Extraneous nitrogen sources were also screened by the OFAT approach. Nitrogen sources included ammonium chloride (NH₄Cl), potassium nitrate (KNO₃), ammonium nitrate (NH₄NO₃), bean processing effluent (BPE), corn steep liquor (CSL), peptone (PEP) and tryptone (TYP). Organic and inorganic nitrogen sources were added at 1% (w/v) to minimal medium supplemented with 1% (w/v) L-asparagine and selected carbon substrate. Effluent substrates were prepared as described in the section for carbon screening and used as also described. A control flask without extraneous nitrogen was also prepared. Experimental set-up, sterilization, inoculation, incubation, harvest, L-asparaginase activity assay and statistical analyses were as described under carbon screening.
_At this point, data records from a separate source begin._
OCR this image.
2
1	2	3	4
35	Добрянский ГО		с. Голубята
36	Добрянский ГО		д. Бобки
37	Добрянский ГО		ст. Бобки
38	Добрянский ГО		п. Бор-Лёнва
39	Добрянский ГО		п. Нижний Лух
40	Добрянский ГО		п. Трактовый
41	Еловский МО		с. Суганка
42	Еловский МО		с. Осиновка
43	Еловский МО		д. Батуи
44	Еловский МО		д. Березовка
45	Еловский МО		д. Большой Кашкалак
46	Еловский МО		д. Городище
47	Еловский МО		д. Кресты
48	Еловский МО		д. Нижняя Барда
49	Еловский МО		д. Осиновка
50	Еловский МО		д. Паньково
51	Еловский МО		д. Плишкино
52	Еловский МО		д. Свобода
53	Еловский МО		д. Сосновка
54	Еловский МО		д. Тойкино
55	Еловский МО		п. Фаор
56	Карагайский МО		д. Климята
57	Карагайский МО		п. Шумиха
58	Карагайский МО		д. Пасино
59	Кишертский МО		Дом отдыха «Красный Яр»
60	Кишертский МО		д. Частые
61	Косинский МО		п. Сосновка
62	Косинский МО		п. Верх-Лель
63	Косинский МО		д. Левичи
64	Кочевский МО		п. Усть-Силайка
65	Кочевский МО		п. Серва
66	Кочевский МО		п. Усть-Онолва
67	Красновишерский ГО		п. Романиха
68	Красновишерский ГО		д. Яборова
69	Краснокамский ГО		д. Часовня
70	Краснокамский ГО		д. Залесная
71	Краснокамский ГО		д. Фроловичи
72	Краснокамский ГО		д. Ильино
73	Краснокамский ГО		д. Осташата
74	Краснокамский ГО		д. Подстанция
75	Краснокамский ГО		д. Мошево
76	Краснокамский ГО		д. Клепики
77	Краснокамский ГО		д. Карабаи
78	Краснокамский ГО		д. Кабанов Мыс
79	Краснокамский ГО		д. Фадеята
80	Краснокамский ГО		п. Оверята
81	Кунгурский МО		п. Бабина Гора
To select most suitable inoculum size (spore density) for the fermentation, inoculum sizes were screened by the OFAT approach by inoculating 3% (v/v) spore suspension of different inoculum sizes ranging from 10³ to 10⁹ spore-forming units per milliliter (sfu/mL) into minimal medium containing selected extraneous carbon and nitrogen substrates. Working spore concentrations were prepared by the spectrophotometric method as described in Ekpenyong et al. (2020a) and experimental set up, incubations, harvest, determinations of enzyme activity and statistical analyses were as described under carbon screening section.